Clinical implications

The consistent VAS rating of pain across the four types of MD in the present study suggest that rather than being symptomatic of just FSHD [14], pain is more likely symptomatic of MD as a whole. Although no differences were observed between types of MD, the wide variations in reported VAS pain across all types of MD suggests a greater need for investigation into individual types. Despite comparable VAS pain scores between types of MD, the limitations of this whole-body method are evident as each type of MD presented with specific areas of frequent pain relevant to its own condition, as observed using the localised body map approach. The presentation of pain through pain maps, appears (at least superficially) to be largely consistent with the areas of muscle weakness proposed previously [17]. Specific locations of frequently reported pain around the hip have been identified in the largely non-ambulant populations (DMD and LGMD). The authors have suggested that the muscle shortening positions imposed by wheelchairs could be a cause of this high frequency [51]. The aetiology of pain outlined in the present study (such as prolonged sitting) is speculative. Future research is required to further understand pain within types of MD. While there may be evidence from the presented body maps that frequent areas of pain could be associated with areas of weakness and the use of wheelchairs, identification of triggers for episodes of pain are required. The presentation of pain using the localised body map approach appears to be more reflective of clinical practice than generic methods typically used in research, providing greater insight into pain. By comparison, the whole body measure of VAS pain couldn’t identify any differences between types, while the generalised body map approach is unable to identify differences found between anterior-posterior or proximal-distal pain. Therefore, the localised body map approach is recommended for future pain assessment research in MD, as a method reflective of clinical practice.

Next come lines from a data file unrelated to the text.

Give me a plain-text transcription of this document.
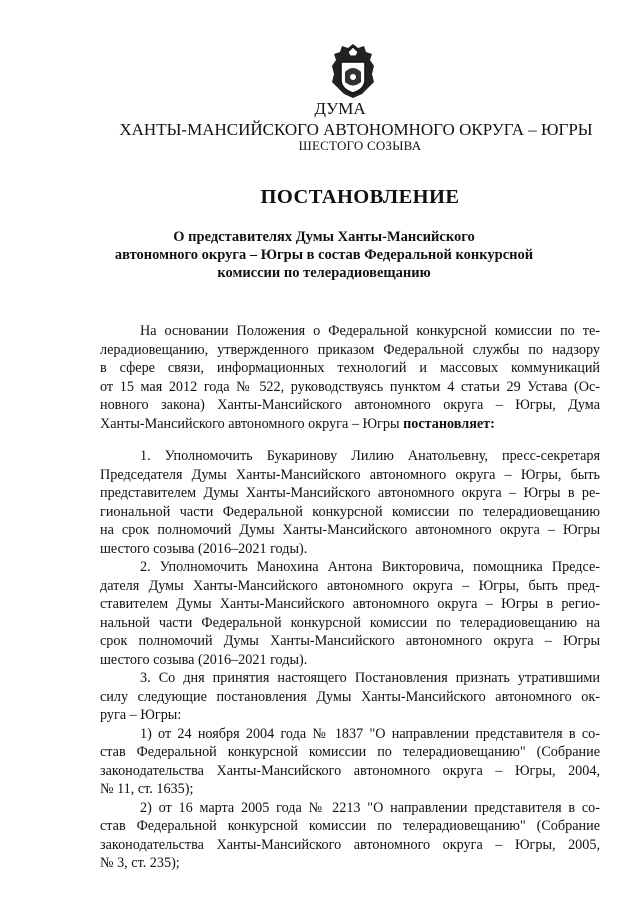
ДУМА
ХАНТЫ-МАНСИЙСКОГО АВТОНОМНОГО ОКРУГА – ЮГРЫ
ШЕСТОГО СОЗЫВА
ПОСТАНОВЛЕНИЕ
О представителях Думы Ханты-Мансийского
автономного округа – Югры в состав Федеральной конкурсной
комиссии по телерадиовещанию
На основании Положения о Федеральной конкурсной комиссии по те-
лерадиовещанию, утвержденного приказом Федеральной службы по надзору
в сфере связи, информационных технологий и массовых коммуникаций
от 15 мая 2012 года № 522, руководствуясь пунктом 4 статьи 29 Устава (Ос-
новного закона) Ханты-Мансийского автономного округа – Югры, Дума
Ханты-Мансийского автономного округа – Югры постановляет:
1. Уполномочить Букаринову Лилию Анатольевну, пресс-секретаря
Председателя Думы Ханты-Мансийского автономного округа – Югры, быть
представителем Думы Ханты-Мансийского автономного округа – Югры в ре-
гиональной части Федеральной конкурсной комиссии по телерадиовещанию
на срок полномочий Думы Ханты-Мансийского автономного округа – Югры
шестого созыва (2016–2021 годы).
2. Уполномочить Манохина Антона Викторовича, помощника Предсе-
дателя Думы Ханты-Мансийского автономного округа – Югры, быть пред-
ставителем Думы Ханты-Мансийского автономного округа – Югры в регио-
нальной части Федеральной конкурсной комиссии по телерадиовещанию на
срок полномочий Думы Ханты-Мансийского автономного округа – Югры
шестого созыва (2016–2021 годы).
3. Со дня принятия настоящего Постановления признать утратившими
силу следующие постановления Думы Ханты-Мансийского автономного ок-
руга – Югры:
1) от 24 ноября 2004 года № 1837 "О направлении представителя в со-
став Федеральной конкурсной комиссии по телерадиовещанию" (Собрание
законодательства Ханты-Мансийского автономного округа – Югры, 2004,
№ 11, ст. 1635);
2) от 16 марта 2005 года № 2213 "О направлении представителя в со-
став Федеральной конкурсной комиссии по телерадиовещанию" (Собрание
законодательства Ханты-Мансийского автономного округа – Югры, 2005,
№ 3, ст. 235);
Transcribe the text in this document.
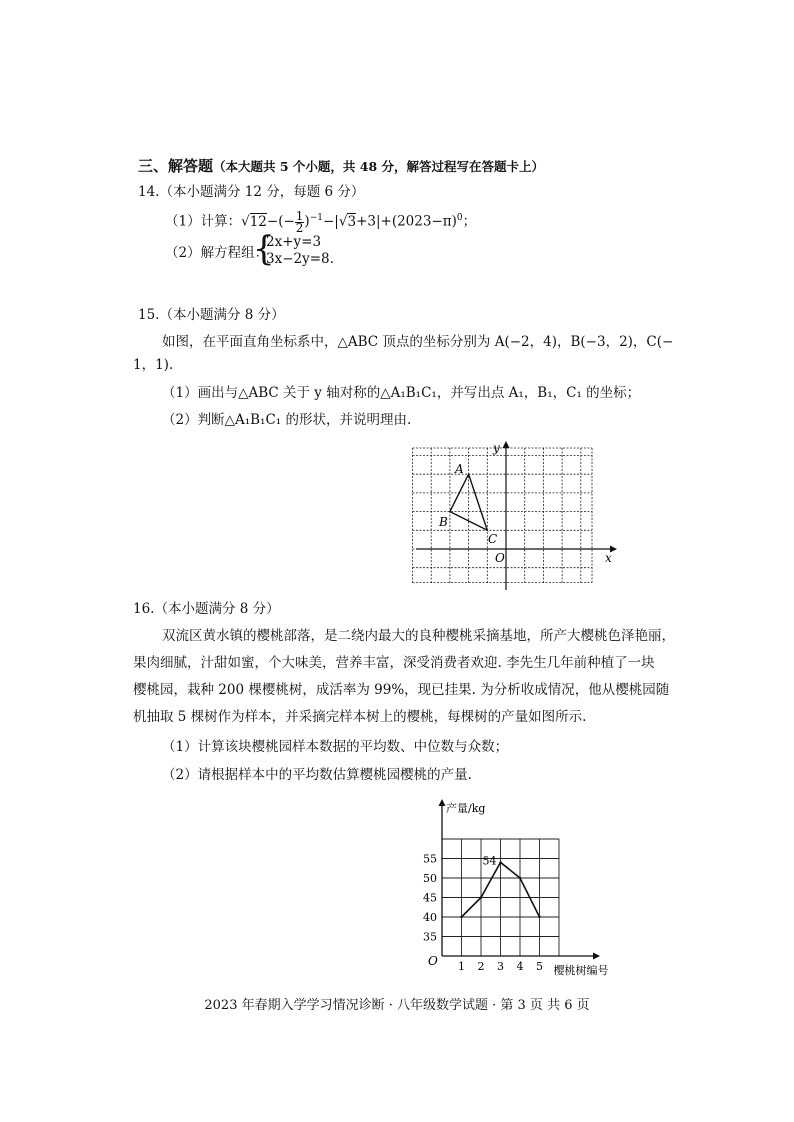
三、解答题（本大题共 5 个小题，共 48 分，解答过程写在答题卡上）
14.（本小题满分 12 分，每题 6 分）
（1）计算：$√12-(- \frac{1}{2} )^{-1}-|√3+3|+(2023-\pi)^0$；
（2）解方程组：
{
2x+y=3
3x−2y=8.
15.（本小题满分 8 分）
如图，在平面直角坐标系中，△ABC 顶点的坐标分别为 A(−2，4)，B(−3，2)，C(−
1，1).
（1）画出与△ABC 关于 y 轴对称的△A₁B₁C₁，并写出点 A₁，B₁，C₁ 的坐标；
（2）判断△A₁B₁C₁ 的形状，并说明理由.
A
B
C
O	x
y
16.（本小题满分 8 分）
双流区黄水镇的樱桃部落，是二绕内最大的良种樱桃采摘基地，所产大樱桃色泽艳丽，
果肉细腻，汁甜如蜜，个大味美，营养丰富，深受消费者欢迎. 李先生几年前种植了一块
樱桃园，栽种 200 棵樱桃树，成活率为 99%，现已挂果. 为分析收成情况，他从樱桃园随
机抽取 5 棵树作为样本，并采摘完样本树上的樱桃，每棵树的产量如图所示.
（1）计算该块樱桃园样本数据的平均数、中位数与众数；
（2）请根据样本中的平均数估算樱桃园樱桃的产量.
35
40
45
50
55
1 2 3 4 5
O
产量/kg
樱桃树编号
54
2023 年春期入学学习情况诊断 · 八年级数学试题 · 第 3 页 共 6 页
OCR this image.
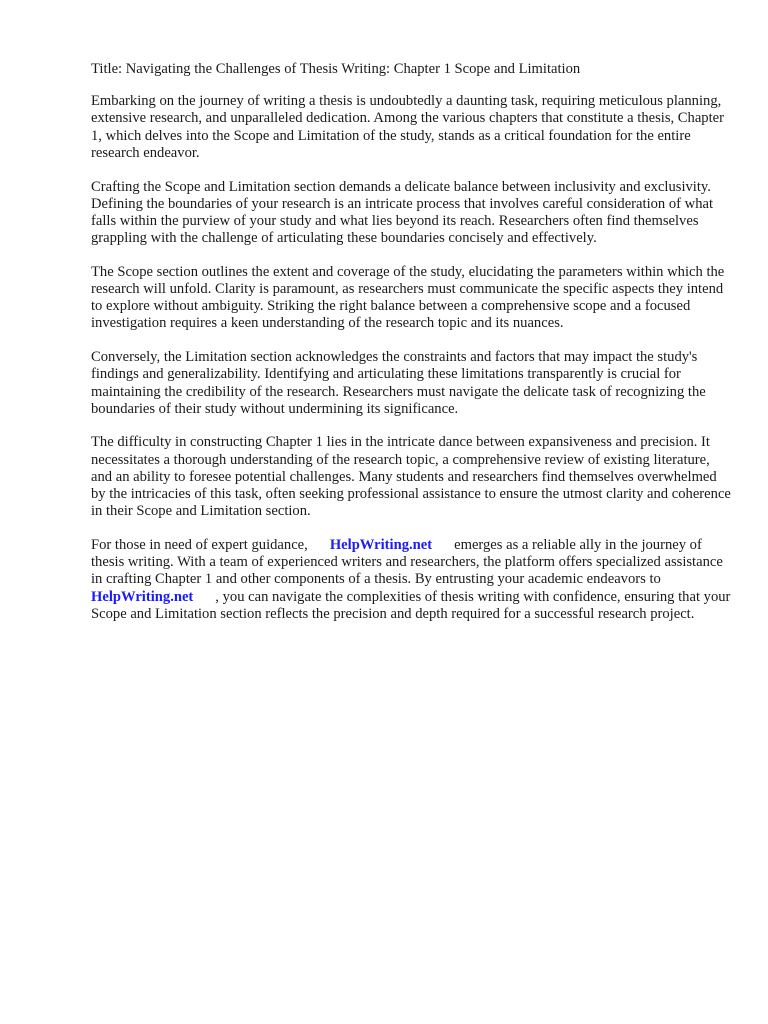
Title: Navigating the Challenges of Thesis Writing: Chapter 1 Scope and Limitation

Embarking on the journey of writing a thesis is undoubtedly a daunting task, requiring meticulous planning, extensive research, and unparalleled dedication. Among the various chapters that constitute a thesis, Chapter 1, which delves into the Scope and Limitation of the study, stands as a critical foundation for the entire research endeavor.

Crafting the Scope and Limitation section demands a delicate balance between inclusivity and exclusivity. Defining the boundaries of your research is an intricate process that involves careful consideration of what falls within the purview of your study and what lies beyond its reach. Researchers often find themselves grappling with the challenge of articulating these boundaries concisely and effectively.

The Scope section outlines the extent and coverage of the study, elucidating the parameters within which the research will unfold. Clarity is paramount, as researchers must communicate the specific aspects they intend to explore without ambiguity. Striking the right balance between a comprehensive scope and a focused investigation requires a keen understanding of the research topic and its nuances.

Conversely, the Limitation section acknowledges the constraints and factors that may impact the study's findings and generalizability. Identifying and articulating these limitations transparently is crucial for maintaining the credibility of the research. Researchers must navigate the delicate task of recognizing the boundaries of their study without undermining its significance.

The difficulty in constructing Chapter 1 lies in the intricate dance between expansiveness and precision. It necessitates a thorough understanding of the research topic, a comprehensive review of existing literature, and an ability to foresee potential challenges. Many students and researchers find themselves overwhelmed by the intricacies of this task, often seeking professional assistance to ensure the utmost clarity and coherence in their Scope and Limitation section.

For those in need of expert guidance, HelpWriting.net emerges as a reliable ally in the journey of thesis writing. With a team of experienced writers and researchers, the platform offers specialized assistance in crafting Chapter 1 and other components of a thesis. By entrusting your academic endeavors toHelpWriting.net , you can navigate the complexities of thesis writing with confidence, ensuring that your Scope and Limitation section reflects the precision and depth required for a successful research project.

In conclusion, pain appears as a common characteristic in MD with no differences identified in pain rating between the four types of MD in the present study. Using a localised body map approach however specific areas of frequent pain became evident, which appear to be consistent with previous work of areas of predominant muscle weakness in these conditions; however, the authors have noted the possible influence of long-term wheelchair use on location of pain. The novel aspect of this research has been the identification of localised areas of pain, compared to typically presented generalised areas of pain, and propose this method for future research.